Mediator Qatar said Tuesday it was “hopeful” a new truce between Israel and Hamas could be secured within days, after US President Joe Biden said a ceasefire could start next week and last through Ramadan.
As a dire humanitarian crisis unfolds in the war-battered Gaza Strip, the United Nations humanitarian agency OCHA and the United States separately called to ensure aid reaches the many Palestinians in need.
In the protracted bid to broker a ceasefire nearly five months into the devastating war, Egyptian, Qatari and US mediators have been putting proposals to the parties.
Negotiators are seeking a six-week halt to the fighting and the release of Israeli hostages held in Gaza since Hamas’s October 7 attack on southern Israel sparked the war.
Several hundred Palestinian detainees held by Israel may also be released under the deal, media reports suggest.
“My hope is by next Monday we’ll have a ceasefire” but “we’re not done yet”, Biden said.
Qatar’s emir, Sheikh Tamim bin Hamad Al-Thani — whose country hosts Hamas’s political leadership and helped broker a one-week truce in November — met in Paris with French President Emmanuel Macron.
Qatari foreign ministry spokesman Majed al-Ansari said Doha was “hopeful, not necessarily optimistic, that we can announce something” before Thursday.
“We are going to push for a pause before the beginning of Ramadan”, the Muslim fasting month which starts on March 10 or 11, depending on the lunar calendar, Ansari said.
“We are all aiming towards that target, but the situation is still fluid on the ground.”
There has been huge international pressure for Israel to hold off on sending troops into Rafah, where nearly 1.5 million Palestinian civilians have sought refuge.
Israeli Prime Minister Benjamin Netanyahu has stressed that any truce would delay, not prevent, a ground invasion of Rafah in Gaza’s far south, which he said was necessary to achieve “total victory” over Hamas.
‘Nothing but dust’
Israel’s military campaign has killed at least 29,878 people in Gaza, mostly women and children, according to the territory’s health ministry.
Cairo’s Foreign Minister Sameh Shoukry warned that any assault on Rafah, a key entry point for aid on Gaza’s border with Egypt, “would have catastrophic repercussions” across the region.
Ahead of the threatened ground incursion, the area has been hit repeatedly by Israeli air strikes.
Abu Khaled Zatmeh, whose nephews were killed in bombardment in Rafah, said the family was “preparing food and getting ready to eat when the strike occurred, and three floors collapsed suddenly”.
“People began pulling out the martyrs, all of whom were my nephews,” he told AFP.
He said there were “no more” basic supplies in the besieged territory, adding that “even if they allow people to return to the north, there are no houses left — nothing but dust”.

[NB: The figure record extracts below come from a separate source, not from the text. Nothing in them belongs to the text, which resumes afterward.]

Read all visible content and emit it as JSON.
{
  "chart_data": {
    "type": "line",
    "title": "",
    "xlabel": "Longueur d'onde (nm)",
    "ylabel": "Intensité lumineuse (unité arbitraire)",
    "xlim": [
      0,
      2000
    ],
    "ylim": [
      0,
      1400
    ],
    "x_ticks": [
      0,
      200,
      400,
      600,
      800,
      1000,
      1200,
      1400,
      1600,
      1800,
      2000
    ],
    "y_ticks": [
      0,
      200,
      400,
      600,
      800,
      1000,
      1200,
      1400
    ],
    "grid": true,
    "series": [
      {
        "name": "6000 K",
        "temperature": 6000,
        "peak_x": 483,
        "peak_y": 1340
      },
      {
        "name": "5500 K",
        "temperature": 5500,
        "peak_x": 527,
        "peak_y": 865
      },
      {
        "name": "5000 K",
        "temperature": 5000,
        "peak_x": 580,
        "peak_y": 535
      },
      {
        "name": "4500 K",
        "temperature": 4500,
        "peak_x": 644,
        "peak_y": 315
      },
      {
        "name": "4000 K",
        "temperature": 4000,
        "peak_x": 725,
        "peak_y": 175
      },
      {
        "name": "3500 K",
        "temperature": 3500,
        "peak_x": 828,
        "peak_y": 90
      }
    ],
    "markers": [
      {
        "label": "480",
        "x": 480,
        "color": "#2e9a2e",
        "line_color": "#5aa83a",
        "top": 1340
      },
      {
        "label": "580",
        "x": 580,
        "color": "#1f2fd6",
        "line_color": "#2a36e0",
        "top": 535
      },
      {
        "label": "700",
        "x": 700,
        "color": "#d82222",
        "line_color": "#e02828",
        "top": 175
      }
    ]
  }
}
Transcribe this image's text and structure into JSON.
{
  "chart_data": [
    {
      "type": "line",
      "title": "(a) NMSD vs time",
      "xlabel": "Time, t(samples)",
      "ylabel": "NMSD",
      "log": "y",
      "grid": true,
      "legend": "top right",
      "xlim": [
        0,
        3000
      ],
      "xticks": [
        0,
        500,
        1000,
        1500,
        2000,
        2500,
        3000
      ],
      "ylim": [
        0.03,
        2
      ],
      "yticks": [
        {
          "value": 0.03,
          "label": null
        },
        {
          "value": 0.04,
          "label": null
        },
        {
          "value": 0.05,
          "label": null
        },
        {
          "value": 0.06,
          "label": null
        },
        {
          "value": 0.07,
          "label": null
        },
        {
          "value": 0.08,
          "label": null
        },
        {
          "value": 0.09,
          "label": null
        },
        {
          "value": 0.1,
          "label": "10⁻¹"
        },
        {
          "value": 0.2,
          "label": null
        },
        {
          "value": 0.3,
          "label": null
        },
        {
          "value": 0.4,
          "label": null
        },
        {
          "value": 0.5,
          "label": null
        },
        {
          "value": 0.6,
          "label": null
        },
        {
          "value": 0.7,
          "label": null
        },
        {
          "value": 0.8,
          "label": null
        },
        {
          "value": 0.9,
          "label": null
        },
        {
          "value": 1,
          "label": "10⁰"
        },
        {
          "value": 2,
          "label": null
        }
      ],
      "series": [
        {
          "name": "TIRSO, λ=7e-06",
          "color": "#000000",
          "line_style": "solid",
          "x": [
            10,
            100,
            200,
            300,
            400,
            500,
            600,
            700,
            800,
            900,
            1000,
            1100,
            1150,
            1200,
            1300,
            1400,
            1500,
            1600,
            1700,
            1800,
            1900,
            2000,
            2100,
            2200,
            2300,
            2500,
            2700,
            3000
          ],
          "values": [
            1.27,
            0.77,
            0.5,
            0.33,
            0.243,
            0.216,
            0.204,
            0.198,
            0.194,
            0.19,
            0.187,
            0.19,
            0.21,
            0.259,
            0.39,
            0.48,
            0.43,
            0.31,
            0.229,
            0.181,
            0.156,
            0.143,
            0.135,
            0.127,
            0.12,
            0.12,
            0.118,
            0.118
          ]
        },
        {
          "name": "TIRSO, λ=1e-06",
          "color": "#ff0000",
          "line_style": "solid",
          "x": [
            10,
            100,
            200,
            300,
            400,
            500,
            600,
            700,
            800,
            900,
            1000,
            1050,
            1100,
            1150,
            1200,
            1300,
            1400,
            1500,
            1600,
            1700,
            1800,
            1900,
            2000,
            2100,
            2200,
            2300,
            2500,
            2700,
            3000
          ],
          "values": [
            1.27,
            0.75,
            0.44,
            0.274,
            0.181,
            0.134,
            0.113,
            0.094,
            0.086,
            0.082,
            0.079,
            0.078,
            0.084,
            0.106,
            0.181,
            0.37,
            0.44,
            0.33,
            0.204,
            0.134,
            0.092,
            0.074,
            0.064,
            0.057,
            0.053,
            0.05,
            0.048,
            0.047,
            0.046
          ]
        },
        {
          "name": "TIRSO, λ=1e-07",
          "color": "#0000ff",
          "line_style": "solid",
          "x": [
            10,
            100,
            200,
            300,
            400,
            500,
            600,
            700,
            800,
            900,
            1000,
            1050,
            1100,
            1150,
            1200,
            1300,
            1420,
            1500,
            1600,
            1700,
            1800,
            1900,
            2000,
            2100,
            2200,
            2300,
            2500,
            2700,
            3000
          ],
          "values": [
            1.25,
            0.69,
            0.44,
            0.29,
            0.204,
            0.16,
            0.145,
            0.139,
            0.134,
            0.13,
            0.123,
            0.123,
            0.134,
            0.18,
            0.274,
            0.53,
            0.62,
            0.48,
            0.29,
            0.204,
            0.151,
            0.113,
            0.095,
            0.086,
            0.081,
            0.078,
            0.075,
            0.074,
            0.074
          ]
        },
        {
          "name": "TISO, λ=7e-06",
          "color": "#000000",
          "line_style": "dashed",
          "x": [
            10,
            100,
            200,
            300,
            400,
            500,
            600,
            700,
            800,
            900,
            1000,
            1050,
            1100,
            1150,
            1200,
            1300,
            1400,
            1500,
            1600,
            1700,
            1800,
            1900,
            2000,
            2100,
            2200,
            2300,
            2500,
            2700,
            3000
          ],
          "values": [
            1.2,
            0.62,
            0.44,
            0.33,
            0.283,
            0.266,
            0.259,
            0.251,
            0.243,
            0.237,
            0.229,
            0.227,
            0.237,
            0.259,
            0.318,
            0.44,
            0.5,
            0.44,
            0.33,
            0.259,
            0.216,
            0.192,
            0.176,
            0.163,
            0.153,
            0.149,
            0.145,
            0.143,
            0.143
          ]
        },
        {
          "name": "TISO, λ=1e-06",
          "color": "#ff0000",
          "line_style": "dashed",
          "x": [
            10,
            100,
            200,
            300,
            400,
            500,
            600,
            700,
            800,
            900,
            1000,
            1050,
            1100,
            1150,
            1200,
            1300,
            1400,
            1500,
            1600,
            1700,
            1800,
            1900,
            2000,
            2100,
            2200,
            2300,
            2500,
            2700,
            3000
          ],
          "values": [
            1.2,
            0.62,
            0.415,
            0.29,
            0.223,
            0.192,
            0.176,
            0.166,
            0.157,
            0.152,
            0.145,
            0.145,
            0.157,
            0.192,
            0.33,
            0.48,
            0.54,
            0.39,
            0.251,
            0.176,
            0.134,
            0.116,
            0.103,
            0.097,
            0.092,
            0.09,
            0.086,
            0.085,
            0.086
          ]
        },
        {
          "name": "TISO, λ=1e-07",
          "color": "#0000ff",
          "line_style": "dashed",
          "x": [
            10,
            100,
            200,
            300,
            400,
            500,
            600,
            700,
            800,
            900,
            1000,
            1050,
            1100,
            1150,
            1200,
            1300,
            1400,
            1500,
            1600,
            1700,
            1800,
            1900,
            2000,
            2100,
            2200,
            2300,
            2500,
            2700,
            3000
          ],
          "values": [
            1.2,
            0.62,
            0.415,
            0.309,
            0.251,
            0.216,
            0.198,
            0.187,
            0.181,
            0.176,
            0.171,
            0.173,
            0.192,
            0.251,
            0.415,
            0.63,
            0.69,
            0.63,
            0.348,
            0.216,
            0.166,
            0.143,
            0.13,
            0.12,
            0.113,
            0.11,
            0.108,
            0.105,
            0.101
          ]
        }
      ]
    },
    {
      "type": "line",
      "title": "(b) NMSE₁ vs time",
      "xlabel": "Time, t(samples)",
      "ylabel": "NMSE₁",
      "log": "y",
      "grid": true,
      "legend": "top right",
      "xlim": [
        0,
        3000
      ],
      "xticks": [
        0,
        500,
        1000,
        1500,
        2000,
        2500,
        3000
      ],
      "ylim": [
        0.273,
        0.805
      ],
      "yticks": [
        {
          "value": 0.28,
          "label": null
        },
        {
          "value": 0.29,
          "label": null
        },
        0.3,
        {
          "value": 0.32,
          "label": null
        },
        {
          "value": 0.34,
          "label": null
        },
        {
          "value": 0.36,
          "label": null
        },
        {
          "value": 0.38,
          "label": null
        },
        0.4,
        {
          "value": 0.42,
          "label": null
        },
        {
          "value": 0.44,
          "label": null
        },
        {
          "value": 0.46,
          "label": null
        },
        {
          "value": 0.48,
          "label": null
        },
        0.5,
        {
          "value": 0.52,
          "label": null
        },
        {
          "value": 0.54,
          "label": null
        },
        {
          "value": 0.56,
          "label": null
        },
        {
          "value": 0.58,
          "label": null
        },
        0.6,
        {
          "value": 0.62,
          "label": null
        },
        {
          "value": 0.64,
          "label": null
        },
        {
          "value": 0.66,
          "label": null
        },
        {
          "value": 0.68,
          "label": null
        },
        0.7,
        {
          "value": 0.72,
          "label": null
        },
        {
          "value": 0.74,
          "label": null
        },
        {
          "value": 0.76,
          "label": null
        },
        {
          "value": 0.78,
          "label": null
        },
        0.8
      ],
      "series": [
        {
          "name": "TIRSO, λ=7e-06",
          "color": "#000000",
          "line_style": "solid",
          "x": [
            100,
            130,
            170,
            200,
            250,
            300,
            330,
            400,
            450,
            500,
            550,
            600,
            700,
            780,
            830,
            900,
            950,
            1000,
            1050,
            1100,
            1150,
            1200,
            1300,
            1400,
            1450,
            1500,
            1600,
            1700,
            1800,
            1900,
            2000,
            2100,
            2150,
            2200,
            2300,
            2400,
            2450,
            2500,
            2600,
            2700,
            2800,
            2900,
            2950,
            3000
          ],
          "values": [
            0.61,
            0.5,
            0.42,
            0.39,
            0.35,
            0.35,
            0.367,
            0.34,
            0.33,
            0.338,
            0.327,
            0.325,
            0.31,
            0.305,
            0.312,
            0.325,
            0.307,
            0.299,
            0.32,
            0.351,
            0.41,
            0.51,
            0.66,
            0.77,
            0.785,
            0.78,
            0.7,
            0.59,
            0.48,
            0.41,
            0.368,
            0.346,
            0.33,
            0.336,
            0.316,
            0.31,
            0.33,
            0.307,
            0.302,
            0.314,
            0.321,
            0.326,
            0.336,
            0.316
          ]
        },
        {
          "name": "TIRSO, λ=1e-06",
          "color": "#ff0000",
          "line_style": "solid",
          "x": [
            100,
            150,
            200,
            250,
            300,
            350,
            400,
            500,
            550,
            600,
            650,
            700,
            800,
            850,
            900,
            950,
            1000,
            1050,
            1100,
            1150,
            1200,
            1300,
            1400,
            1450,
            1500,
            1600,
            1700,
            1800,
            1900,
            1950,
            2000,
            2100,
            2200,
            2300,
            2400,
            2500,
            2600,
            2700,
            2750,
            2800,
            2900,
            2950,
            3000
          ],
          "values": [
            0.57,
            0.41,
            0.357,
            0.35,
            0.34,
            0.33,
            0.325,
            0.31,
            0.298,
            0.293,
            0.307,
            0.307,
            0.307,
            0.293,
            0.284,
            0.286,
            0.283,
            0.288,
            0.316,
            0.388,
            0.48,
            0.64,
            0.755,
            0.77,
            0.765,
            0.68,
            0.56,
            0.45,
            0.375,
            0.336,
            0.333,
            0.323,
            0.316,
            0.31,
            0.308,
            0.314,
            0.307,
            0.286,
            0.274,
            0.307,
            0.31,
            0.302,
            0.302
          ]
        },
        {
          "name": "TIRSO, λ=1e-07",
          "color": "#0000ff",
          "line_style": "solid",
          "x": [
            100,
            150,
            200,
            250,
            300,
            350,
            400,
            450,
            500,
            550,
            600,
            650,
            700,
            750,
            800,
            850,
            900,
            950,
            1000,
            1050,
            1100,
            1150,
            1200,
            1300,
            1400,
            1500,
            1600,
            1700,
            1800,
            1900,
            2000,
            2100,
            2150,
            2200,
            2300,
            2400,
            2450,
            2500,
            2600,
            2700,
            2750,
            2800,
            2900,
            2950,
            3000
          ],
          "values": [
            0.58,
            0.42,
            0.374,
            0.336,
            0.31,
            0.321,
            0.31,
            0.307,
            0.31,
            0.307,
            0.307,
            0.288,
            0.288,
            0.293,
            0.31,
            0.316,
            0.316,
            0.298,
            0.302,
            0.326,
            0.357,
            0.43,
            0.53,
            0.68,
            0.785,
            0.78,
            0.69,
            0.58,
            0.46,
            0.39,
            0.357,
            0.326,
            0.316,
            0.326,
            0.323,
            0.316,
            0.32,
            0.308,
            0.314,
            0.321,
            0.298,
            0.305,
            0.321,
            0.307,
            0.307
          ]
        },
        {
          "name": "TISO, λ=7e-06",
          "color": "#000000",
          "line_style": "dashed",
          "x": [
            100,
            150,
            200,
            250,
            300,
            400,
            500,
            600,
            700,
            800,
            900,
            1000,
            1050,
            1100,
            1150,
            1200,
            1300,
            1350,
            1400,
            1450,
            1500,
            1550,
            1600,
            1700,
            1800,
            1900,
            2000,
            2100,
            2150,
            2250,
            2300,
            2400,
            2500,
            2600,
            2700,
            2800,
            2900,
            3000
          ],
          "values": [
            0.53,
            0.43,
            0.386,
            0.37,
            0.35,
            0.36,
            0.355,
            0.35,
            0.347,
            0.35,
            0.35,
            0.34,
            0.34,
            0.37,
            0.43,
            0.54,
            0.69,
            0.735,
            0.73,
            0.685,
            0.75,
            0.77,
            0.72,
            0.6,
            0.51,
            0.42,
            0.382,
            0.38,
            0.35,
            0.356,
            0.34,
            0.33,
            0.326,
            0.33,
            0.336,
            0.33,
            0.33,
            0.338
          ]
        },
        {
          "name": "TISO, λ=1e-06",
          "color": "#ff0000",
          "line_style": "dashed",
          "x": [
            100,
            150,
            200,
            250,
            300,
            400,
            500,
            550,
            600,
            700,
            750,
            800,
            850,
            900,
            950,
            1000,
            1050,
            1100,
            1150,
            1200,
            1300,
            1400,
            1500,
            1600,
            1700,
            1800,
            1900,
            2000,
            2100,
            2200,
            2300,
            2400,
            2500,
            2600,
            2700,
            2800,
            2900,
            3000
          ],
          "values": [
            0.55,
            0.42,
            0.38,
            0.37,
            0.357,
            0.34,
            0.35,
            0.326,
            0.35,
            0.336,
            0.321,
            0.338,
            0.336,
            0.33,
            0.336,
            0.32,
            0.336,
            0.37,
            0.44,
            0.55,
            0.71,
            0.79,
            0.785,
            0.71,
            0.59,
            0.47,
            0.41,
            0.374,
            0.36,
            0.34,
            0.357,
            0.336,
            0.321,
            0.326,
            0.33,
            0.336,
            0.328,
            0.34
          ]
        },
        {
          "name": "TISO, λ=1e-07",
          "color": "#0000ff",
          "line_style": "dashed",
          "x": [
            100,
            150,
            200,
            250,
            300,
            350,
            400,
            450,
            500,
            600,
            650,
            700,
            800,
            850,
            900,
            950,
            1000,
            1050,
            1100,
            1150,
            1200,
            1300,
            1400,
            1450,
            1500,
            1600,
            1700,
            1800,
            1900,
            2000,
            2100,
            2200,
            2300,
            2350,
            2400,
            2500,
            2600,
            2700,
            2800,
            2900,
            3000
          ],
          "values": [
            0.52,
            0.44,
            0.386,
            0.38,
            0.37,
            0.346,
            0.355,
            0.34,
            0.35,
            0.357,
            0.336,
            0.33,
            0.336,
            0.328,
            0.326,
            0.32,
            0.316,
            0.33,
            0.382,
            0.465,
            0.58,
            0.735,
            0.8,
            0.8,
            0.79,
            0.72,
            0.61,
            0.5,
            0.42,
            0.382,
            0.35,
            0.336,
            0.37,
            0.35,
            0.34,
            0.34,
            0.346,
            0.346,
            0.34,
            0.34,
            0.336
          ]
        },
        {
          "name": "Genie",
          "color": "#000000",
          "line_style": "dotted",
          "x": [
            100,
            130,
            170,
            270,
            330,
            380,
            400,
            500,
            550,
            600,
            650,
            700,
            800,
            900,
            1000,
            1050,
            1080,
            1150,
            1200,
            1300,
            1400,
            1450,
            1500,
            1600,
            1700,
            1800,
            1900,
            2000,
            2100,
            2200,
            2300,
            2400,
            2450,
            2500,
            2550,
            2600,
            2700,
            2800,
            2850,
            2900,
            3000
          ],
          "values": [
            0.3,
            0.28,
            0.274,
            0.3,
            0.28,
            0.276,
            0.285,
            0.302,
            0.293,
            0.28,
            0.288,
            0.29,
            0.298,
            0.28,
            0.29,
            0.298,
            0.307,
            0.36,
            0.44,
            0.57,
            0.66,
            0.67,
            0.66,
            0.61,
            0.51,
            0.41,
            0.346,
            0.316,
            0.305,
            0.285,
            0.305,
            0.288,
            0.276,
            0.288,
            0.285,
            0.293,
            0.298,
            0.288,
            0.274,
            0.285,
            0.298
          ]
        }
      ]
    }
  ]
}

Meanwhile in northern Gaza, desperate Palestinians have scavenged for food, with many people eating animal fodder and even leaves.
“I have not eaten for two days,” said Mahmud Khodr, a resident of Jabalia refugee camp in the north, where children roamed with empty pots in search of food.
“There is nothing to eat or drink.”
Aid ‘under fire’
Most aid trucks have been halted, but foreign armies have air dropped supplies including on Tuesday over Rafah and Gaza’s main southern city Khan Yunis.
OCHA spokesman Jens Laerke said aid convoys headed for northern Gaza “have come under fire and are systematically denied access to people in need”.
The main UN aid agency for Palestinians, UNRWA, said humanitarian relief entering Gaza has halved in February from the previous month, with the latest aid convoy allowed into the north on January 23.
The US Agency for International Development announced another $53 million in humanitarian assistance for Palestinians, with its head Samantha Power saying aid “has to reach people in need”.
Humanitarian workers on the ground “have to be protected”, she said on a visit to Jordan.
Along Israel’s northern border with Lebanon, which has seen near-daily exchanges of fire between Israeli forces and Hamas ally Hezbollah, UN peacekeepers reported “an expansion and intensification of strikes”.
As fierce hostilities continued Tuesday a day after a rare Israeli strike in eastern Lebanon, far from the border, UNIFIL urged deescalation to “leave space to a political and diplomatic solution”.
Violence has also surged in the occupied West Bank, where Israeli troops killed three Palestinians in an overnight raid on the Faraa refugee camp.